Possible memory leak - Kong 1.4 & KIC 0.6.1

  • We are running Kong and the ingress controller in Openshift 3.9.
  • We are running in DB-less mode
  • Even with kong running with 4GB of memory it doesn’t seem to stop increasing the memory usage.
  • We have tried disabling all plugins, it’s still increasing it’s memory usage over time.
  • Load seems to increase the rate of memory usage increase

Below shows a graph of memory usage.

Shared dict sizes.

Lua VMs memory

These graphs were generated under almost no load at all. During tests with ~400 requests/s the memory increase rate is higher.

ENV from proxy:
KONG_DATABASE: off
KONG_NGINX_HTTP_CLIENT_HEADER_TIMEOUT: 5s
KONG_NGINX_HTTP_CLIENT_BODY_TIMEOUT: 5s
KONG_NGINX_HTTP_SEND_TIMEOUT: 1m
KONG_NGINX_WORKER_PROCESSES: 1
KONG_ROUTER_CONSISTENCY: eventual
KONG_MEM_CACHE_SIZE: 256m
KONG_NGINX_HTTP_INCLUDE: /kong/servers.conf
KONG_ADMIN_ACCESS_LOG: /dev/stdout
KONG_ADMIN_ERROR_LOG: /dev/stderr
KONG_PROXY_ACCESS_LOG: /dev/stdout
KONG_PROXY_ERROR_LOG: /dev/stderr
KONG_ADMIN_LISTEN: 127.0.0.1:8444 ssl
KONG_LOG_LEVEL: warn
KONG_PLUGINS: prometheus

Any tips on what the problem could be or how to further troubleshoot this?

We have noticed the same.

We had another issue that was resolved by upgrading to kong 1.4 and KIC 0.6.1 but we are still seeing the constant increase of memory usage.

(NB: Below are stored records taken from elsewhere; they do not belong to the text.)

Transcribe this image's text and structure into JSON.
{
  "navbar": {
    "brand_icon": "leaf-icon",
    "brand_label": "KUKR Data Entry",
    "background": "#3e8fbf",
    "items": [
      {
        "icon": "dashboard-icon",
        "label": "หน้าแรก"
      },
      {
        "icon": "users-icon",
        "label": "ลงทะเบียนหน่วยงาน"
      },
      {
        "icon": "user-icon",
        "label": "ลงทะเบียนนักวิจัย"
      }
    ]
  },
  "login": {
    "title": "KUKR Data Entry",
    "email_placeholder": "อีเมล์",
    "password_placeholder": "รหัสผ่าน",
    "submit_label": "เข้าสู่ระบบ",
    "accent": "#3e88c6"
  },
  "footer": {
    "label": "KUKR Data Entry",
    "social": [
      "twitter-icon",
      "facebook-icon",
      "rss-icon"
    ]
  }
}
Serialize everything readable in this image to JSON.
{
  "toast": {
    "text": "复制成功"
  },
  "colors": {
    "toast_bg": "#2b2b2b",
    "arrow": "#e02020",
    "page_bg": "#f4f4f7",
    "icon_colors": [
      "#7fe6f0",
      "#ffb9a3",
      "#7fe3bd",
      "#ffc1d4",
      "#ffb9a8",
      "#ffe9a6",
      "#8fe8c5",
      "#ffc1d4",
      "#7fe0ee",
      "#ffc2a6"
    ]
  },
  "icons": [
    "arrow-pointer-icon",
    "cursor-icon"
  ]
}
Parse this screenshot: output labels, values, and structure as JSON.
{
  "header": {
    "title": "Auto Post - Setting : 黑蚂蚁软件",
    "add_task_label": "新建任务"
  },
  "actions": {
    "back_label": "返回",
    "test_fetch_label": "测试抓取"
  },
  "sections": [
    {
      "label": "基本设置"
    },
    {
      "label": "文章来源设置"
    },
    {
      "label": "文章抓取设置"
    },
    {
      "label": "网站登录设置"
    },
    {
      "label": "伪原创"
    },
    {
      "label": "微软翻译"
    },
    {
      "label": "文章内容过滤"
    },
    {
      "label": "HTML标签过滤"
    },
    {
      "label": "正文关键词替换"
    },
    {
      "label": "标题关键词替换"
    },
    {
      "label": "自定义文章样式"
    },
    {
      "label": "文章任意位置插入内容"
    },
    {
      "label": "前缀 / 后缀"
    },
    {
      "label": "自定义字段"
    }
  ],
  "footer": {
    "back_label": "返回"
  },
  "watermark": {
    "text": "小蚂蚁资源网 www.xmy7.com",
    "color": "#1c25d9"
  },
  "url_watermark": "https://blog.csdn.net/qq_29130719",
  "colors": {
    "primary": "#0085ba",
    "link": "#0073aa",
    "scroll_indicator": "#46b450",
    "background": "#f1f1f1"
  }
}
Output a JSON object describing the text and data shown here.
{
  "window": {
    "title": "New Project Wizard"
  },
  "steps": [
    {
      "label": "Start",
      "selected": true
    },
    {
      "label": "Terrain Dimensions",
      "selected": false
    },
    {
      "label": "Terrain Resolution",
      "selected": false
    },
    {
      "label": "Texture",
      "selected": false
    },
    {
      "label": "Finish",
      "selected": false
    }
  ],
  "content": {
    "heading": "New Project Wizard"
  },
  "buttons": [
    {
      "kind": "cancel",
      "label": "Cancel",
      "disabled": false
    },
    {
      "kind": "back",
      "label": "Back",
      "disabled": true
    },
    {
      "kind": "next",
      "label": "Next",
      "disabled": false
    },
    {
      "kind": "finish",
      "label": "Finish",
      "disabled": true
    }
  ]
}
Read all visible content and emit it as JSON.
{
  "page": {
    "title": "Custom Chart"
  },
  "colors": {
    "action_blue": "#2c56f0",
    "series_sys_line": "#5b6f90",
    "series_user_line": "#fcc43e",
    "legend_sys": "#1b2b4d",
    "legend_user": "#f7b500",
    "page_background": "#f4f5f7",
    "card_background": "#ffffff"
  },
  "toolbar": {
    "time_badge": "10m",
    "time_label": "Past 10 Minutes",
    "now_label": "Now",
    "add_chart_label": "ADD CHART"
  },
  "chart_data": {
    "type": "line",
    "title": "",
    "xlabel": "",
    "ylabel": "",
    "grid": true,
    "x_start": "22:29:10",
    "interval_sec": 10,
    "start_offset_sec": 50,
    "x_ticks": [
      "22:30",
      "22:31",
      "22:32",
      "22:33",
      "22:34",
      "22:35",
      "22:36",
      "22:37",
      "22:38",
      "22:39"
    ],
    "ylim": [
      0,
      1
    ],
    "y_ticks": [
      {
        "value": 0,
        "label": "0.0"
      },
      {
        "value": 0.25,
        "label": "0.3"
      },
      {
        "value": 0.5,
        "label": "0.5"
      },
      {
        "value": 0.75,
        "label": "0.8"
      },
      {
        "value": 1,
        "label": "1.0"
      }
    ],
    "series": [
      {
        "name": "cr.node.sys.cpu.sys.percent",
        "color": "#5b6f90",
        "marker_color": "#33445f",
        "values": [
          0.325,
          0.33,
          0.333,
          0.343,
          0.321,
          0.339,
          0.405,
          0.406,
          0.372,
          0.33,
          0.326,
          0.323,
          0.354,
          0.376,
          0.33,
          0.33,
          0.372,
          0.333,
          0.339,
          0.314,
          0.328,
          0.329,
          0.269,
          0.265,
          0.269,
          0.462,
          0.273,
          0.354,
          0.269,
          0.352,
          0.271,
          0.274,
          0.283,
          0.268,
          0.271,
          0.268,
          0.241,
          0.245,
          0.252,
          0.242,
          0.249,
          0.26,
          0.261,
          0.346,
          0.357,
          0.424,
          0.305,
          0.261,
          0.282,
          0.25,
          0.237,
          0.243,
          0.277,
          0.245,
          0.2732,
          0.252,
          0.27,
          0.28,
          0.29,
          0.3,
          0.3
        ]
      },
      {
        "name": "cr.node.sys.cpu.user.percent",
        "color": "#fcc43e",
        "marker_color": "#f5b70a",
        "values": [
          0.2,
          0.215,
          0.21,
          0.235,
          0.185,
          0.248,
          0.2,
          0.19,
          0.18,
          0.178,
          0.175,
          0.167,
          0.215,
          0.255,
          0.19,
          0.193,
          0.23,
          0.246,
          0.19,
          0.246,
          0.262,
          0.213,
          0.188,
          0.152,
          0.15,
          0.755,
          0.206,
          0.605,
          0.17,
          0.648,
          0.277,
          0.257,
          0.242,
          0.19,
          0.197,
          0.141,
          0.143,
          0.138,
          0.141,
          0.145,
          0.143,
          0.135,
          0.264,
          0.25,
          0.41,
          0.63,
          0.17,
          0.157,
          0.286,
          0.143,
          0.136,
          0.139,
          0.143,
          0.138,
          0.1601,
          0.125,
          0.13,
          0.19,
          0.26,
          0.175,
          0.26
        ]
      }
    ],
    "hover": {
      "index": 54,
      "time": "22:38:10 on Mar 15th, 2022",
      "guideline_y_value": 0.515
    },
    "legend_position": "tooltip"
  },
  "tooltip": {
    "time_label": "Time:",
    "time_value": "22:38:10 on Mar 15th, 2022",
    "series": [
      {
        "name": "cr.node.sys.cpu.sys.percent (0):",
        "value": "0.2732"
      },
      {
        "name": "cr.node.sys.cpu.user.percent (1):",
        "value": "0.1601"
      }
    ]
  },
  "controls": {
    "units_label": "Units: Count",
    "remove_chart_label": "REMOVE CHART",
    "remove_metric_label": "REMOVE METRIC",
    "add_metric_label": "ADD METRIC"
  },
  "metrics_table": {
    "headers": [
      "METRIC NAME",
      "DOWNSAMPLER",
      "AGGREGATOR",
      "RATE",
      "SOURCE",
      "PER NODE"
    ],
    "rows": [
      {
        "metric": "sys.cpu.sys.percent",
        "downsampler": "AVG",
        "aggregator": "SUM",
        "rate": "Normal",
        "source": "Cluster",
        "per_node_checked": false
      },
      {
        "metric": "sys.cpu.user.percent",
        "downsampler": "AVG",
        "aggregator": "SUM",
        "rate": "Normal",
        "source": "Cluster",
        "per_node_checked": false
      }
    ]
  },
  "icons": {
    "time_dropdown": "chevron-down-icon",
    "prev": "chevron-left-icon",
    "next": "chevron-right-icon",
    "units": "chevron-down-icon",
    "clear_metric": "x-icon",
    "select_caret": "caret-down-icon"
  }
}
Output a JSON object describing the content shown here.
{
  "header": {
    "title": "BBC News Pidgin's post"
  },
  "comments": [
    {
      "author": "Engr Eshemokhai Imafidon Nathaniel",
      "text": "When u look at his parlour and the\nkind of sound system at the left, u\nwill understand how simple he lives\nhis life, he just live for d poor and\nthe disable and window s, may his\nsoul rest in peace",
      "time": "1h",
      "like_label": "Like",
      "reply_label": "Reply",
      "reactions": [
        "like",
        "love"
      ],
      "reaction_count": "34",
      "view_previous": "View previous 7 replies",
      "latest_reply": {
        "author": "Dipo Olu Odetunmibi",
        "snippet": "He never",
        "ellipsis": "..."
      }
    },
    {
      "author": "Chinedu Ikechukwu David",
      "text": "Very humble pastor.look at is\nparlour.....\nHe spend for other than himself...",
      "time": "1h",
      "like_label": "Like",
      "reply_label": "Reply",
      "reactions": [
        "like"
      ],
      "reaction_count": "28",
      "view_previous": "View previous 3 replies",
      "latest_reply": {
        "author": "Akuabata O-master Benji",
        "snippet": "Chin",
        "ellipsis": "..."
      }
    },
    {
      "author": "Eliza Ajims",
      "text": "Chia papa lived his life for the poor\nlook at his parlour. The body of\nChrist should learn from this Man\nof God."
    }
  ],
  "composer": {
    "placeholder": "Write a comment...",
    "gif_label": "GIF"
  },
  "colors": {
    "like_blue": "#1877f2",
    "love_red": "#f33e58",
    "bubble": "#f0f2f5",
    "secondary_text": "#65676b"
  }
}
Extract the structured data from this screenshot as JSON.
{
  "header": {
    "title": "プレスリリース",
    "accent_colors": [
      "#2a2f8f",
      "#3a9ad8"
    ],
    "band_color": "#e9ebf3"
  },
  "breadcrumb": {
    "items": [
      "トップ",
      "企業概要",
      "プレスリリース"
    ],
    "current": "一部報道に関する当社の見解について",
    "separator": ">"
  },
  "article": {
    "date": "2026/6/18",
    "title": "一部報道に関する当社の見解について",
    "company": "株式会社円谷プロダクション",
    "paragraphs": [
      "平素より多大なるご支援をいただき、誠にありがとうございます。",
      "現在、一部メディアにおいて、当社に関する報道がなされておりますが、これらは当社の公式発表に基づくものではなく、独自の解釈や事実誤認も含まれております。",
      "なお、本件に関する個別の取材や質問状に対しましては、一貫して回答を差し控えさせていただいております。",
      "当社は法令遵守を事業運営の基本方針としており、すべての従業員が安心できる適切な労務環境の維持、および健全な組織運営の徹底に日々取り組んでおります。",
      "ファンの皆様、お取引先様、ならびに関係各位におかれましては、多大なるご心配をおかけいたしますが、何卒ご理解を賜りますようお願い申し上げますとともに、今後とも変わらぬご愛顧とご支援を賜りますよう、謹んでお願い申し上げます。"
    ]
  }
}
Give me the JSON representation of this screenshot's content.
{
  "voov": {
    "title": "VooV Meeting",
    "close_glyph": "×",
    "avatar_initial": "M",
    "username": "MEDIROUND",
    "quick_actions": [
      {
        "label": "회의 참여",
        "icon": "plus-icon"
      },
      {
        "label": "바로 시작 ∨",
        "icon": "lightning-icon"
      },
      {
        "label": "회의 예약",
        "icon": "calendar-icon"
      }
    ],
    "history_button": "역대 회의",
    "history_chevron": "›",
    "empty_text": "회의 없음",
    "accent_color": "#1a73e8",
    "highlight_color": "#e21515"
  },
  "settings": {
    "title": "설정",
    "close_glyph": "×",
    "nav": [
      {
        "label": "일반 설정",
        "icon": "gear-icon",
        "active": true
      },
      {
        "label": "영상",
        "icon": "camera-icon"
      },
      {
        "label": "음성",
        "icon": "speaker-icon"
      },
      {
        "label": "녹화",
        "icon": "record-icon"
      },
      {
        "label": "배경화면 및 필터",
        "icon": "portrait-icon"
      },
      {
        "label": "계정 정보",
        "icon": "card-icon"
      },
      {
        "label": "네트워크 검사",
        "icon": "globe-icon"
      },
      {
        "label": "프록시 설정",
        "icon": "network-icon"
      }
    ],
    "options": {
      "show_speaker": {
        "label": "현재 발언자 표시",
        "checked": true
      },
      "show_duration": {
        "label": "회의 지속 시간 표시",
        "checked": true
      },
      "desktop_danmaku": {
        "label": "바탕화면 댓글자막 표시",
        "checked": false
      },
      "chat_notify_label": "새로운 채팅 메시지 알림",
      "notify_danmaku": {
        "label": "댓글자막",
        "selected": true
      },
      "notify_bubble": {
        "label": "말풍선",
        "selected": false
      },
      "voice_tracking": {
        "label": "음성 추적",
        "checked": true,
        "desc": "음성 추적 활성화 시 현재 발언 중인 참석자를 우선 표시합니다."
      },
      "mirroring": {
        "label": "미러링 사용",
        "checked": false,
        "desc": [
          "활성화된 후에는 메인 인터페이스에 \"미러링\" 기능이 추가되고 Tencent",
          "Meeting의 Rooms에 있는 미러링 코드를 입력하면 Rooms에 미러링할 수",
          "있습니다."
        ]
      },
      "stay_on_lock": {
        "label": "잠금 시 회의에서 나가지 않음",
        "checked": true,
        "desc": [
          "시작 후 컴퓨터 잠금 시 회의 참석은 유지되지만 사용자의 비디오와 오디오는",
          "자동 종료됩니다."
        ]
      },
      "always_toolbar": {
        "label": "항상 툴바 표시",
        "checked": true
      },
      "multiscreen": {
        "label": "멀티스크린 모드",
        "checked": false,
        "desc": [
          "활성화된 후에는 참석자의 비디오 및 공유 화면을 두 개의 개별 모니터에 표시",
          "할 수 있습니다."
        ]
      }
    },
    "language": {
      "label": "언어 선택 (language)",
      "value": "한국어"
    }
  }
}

After further investigation this could be an expected behavior?

I’ve decreased the number of nginx workers to 1(to decrease memory usage)
Whenever the proxy now reaches ~99% of memory usage it seems to trigger a large garbage collection that impacts incoming requests.

I lose about 500ms of traffic(~40 requests) during the GC. It would be nice if the GC triggered earlier and in a less severe manner. Is it something we can configure I wonder?

I’m currently running the proxy with 1GB of memory, maybe that is not a realistic limit.

I’ve done tests now with 4GB or memory for the proxy, the result is still the same. It triggers a large GC when the memory reaches 100% and a few requests are lost during the GC.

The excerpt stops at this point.